There is also a problem in getting the publishing time. If you use. / div/div/span[@class="time"]/text() ', you cannot get the time information. Therefore, you can only find a way to get the data shared at attribute value.
The acquired data is also cleaned when parsing the text. When the acquired information does not exist, it is assigned a value artificially.
The data structure of this paper is to construct a list of the information of each article, and then add it to the list of alist for each information obtained.
When we need to get the xpath path of a label or element, we can select the modified element in the source code, right-click it, click copy, and select copy xpath
In addition, each person may not construct the same xpath, so you can try to construct the xpath according to your own understanding
In fact, we almost finished the function of crawler after parsing the web page, but in order to eliminate the impact of pull-down loading on our crawler. Further observe the url of the web page, and find https://www.jianshu.com/u/cbe095ae3d58?order_by=shared_at&page=1
The page value in the link can control the display of the web page, and each page corresponding to 9 articles information found this rule, then we can calculate the number of URLs that each author needs to crawl.
So you need to get the total number of author articles.

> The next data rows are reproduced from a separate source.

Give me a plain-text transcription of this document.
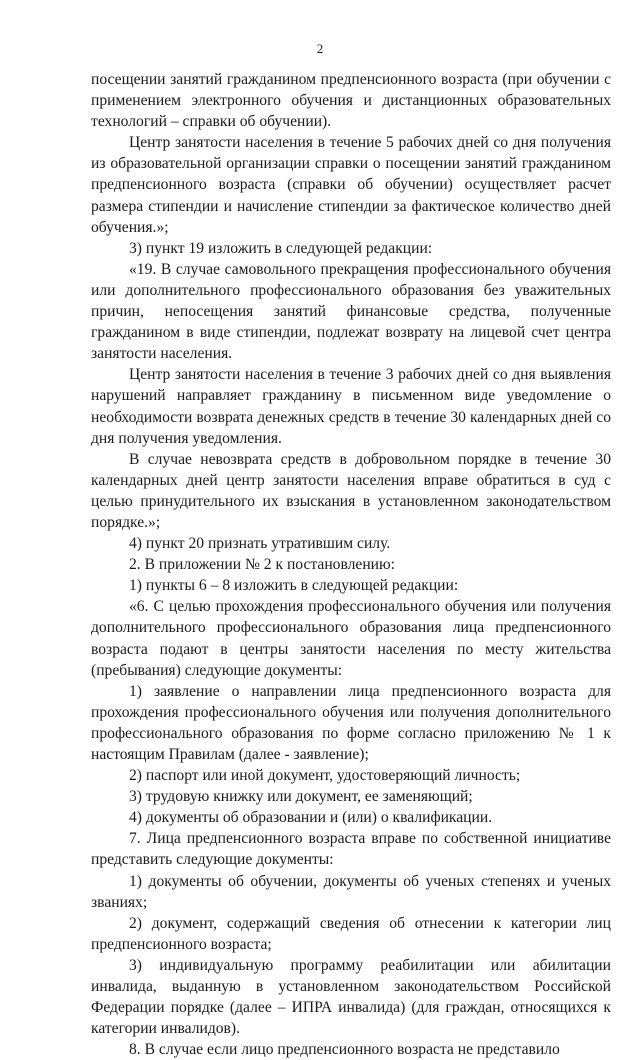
2

посещении занятий гражданином предпенсионного возраста (при обучении с применением электронного обучения и дистанционных образовательных технологий – справки об обучении).

Центр занятости населения в течение 5 рабочих дней со дня получения из образовательной организации справки о посещении занятий гражданином предпенсионного возраста (справки об обучении) осуществляет расчет размера стипендии и начисление стипендии за фактическое количество дней обучения.»;

3) пункт 19 изложить в следующей редакции:

«19. В случае самовольного прекращения профессионального обучения или дополнительного профессионального образования без уважительных причин, непосещения занятий финансовые средства, полученные гражданином в виде стипендии, подлежат возврату на лицевой счет центра занятости населения.

Центр занятости населения в течение 3 рабочих дней со дня выявления нарушений направляет гражданину в письменном виде уведомление о необходимости возврата денежных средств в течение 30 календарных дней со дня получения уведомления.

В случае невозврата средств в добровольном порядке в течение 30 календарных дней центр занятости населения вправе обратиться в суд с целью принудительного их взыскания в установленном законодательством порядке.»;

4) пункт 20 признать утратившим силу.

2. В приложении № 2 к постановлению:

1) пункты 6 – 8 изложить в следующей редакции:

«6. С целью прохождения профессионального обучения или получения дополнительного профессионального образования лица предпенсионного возраста подают в центры занятости населения по месту жительства (пребывания) следующие документы:

1) заявление о направлении лица предпенсионного возраста для прохождения профессионального обучения или получения дополнительного профессионального образования по форме согласно приложению № 1 к настоящим Правилам (далее - заявление);

2) паспорт или иной документ, удостоверяющий личность;

3) трудовую книжку или документ, ее заменяющий;

4) документы об образовании и (или) о квалификации.

7. Лица предпенсионного возраста вправе по собственной инициативе представить следующие документы:

1) документы об обучении, документы об ученых степенях и ученых званиях;

2) документ, содержащий сведения об отнесении к категории лиц предпенсионного возраста;

3) индивидуальную программу реабилитации или абилитации инвалида, выданную в установленном законодательством Российской Федерации порядке (далее – ИПРА инвалида) (для граждан, относящихся к категории инвалидов).

8. В случае если лицо предпенсионного возраста не представило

So I wrote get total article (URL): method, which is actually to parse the web page and get the text at the corresponding path.
At this point, the crawler can crawl the article information circularly until all the article information of a certain author has been crawled.
When we want to save the crawled information to the local place, we need to write a method to save the data. In order to uniquely identify the document to save the author's information, we name the document with the nickname of the author's home page, so we have written the Get_author_name(url) method.
So the crawler can automatically access all the information of an author in the book.
After that, on the basis of crawling the article information of a certain author, I try to crawl the article information of most of the authors of the website and save it. The introduction of Jianshu's web crawling article information will be introduced in a blog.